İNGİLİZCEDE ismi "Game Theory" olan teori. Türkçede "Oyun Kuramı" adıyla anılıyor. Ancak "game" kelimesinin manası bu teori bağlamında "oyun", "kumar", "maç", "müsabaka" gibi kelimelerin anlamlarının bir karmasıdır; ama tek başına bunların hiç biri değildir.
Öncelikle bunu zihnimize yazalım. Oyun kuramının üç temel unsuru vardır. Birincisi, oyunda mutlaka "ben" ve "karşı taraf" olmak üzere iki oyuncu vardır. İkincisi, oyunun sonunda mutlaka bir ödül veya ceza vardır. Üçüncüsü, kayıp ve kazançların toplamı sıfır değildir. Yani bir masada poker oynayanların, kazanç ve kayıplarının toplamının sıfır etmesi gibi cebirsel bir denklik yoktur. Oynanan oyundan her iki taraf da zararlı veya kárlı çıkabilir. İşte bu özelliği dolayısıyla oyun kuramının incelediği vakalara "işbirliği mümkün oyunlar" denir.
* * *
Hayat, insanları (veya şirketleri, siyasi iktidarları, devletleri) sürekli olarak bir veya birkaç oyunun tarafı olmaya mecbur bırakır. Oyun kuramı, bu ortamda "karar veren kişi"nin kendi veya temsil ettiği tarafın çıkarını kollarken, kendine veya temsil ettiği tarafa zarar verebileceğini anlatır.

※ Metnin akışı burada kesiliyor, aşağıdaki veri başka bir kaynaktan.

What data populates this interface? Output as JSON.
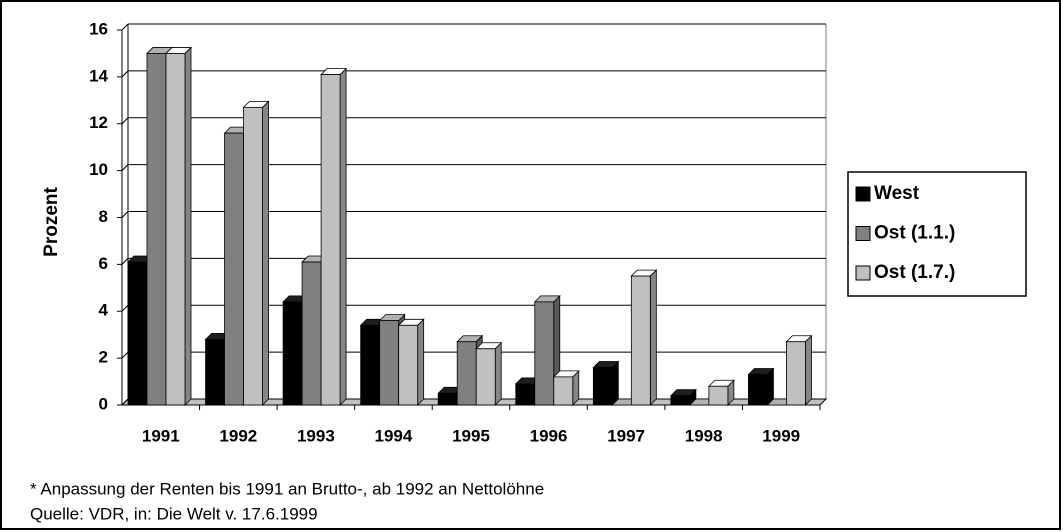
{
  "chart_data": {
    "type": "bar3d",
    "y_label": "Prozent",
    "footnote": "* Anpassung der Renten bis 1991 an Brutto-, ab 1992 an Nettolöhne",
    "source": "Quelle: VDR, in: Die Welt v. 17.6.1999",
    "categories": [
      "1991",
      "1992",
      "1993",
      "1994",
      "1995",
      "1996",
      "1997",
      "1998",
      "1999"
    ],
    "series": [
      {
        "name": "West",
        "color": "#000000",
        "values": [
          6.1,
          2.8,
          4.4,
          3.4,
          0.5,
          0.9,
          1.6,
          0.4,
          1.3
        ]
      },
      {
        "name": "Ost (1.1.)",
        "color": "#808080",
        "values": [
          15,
          11.6,
          6.1,
          3.6,
          2.7,
          4.4,
          0,
          0,
          0
        ]
      },
      {
        "name": "Ost (1.7.)",
        "color": "#c0c0c0",
        "values": [
          15,
          12.7,
          14.1,
          3.4,
          2.4,
          1.2,
          5.5,
          0.8,
          2.7
        ]
      }
    ],
    "ylim": [
      0,
      16
    ],
    "yticks": [
      0,
      2,
      4,
      6,
      8,
      10,
      12,
      14,
      16
    ],
    "grid": true,
    "legend": "right"
  }
}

Bunun sebebi de insan davranışlarının "etkisel" değil "tepkisel" olmasıdır. Yani insan, oyun sırasında ortaya herhangi bir eylem veya davranış tarzı koyarken, karşı tarafın "muhtemel davranışını tahmin edip" altta kalmamak üzere bunun tasarımını yapar. Oyunun bir tarafı olarak, diğer tarafın, yani rakibin müteakip hamlesinin (o da bizi rakip gördüğü için) halisane değil, hasmane olacağını varsayar. Dolayısıyla ona karşı hasmane bir hamle yapar, böylece en azından kendini korumuş yani "berabere" kalmış olurum diye düşünür. Yani karşısında hasım bir rakip olmamış olsa, nasıl hareket edecekse öyle davranmaz. Burada teorinin özüne tekrar dikkatinizi çekmek istiyorum. Seçilen davranış veya eylem biçimi tepkiseldir. Bu yüzden insanlar kendi yaptıkları ama beğenmedikleri davranışlarını (kararlarını) anlatırken, sanki kararı başkası almış gibi "bana kalsa öyle hareket etmezdim" diye söze başlar.
* * *
Dünya finansal krizi bugün "güven krizi" aşamasına gelmiştir. Güven krizi yüzünden insanlar olumsuz kararlar almakta ve ekonomik aktiviteyi yavaşlatmaktalar. Bankasına güvenmeyen mudi, mevduatını çekiyor. Müşterisine güvenmeyen banka, kredileri kesiyor. Hatta diğer bankaya güvenmiyor. Bu sebeple bankalararası kredi işlemi yapmıyor. Çünkü hep karşı tarafın kendisine zarar verebilecek davranışlar içinde olduğunu zannediyor. Paranın hareket etmediği yerde bereket de olmuyor. İşler daralıp, gelirler azalıyor. Gelir azalmasının adı "ekonomik kriz"dir. Bu kısır döngüyü kırmak için devlet (Merkez Bankası, Hazine ve Maliye) biz herkese güveniyoruz mesajı içeren kararlar alıyor. Kısaca güvensizlikten dolayı ortadan çekilen paranın yarattığı boşluğu, yeni para yaratarak dolduruyor. Halk, "nakit kraldır" derken, devlet nakdi uşak yapıyor.
SON SÖZ: Mikro çözümlerin toplamı, makro sorundur.
Özür: Cumartesi günkü yazının giriş bölümünde sayıyla yazılmış "son altı, yedi yıldır" ibaresi "son almış yedi yıldır" şeklinde çıkmıştır. Düzeltirim.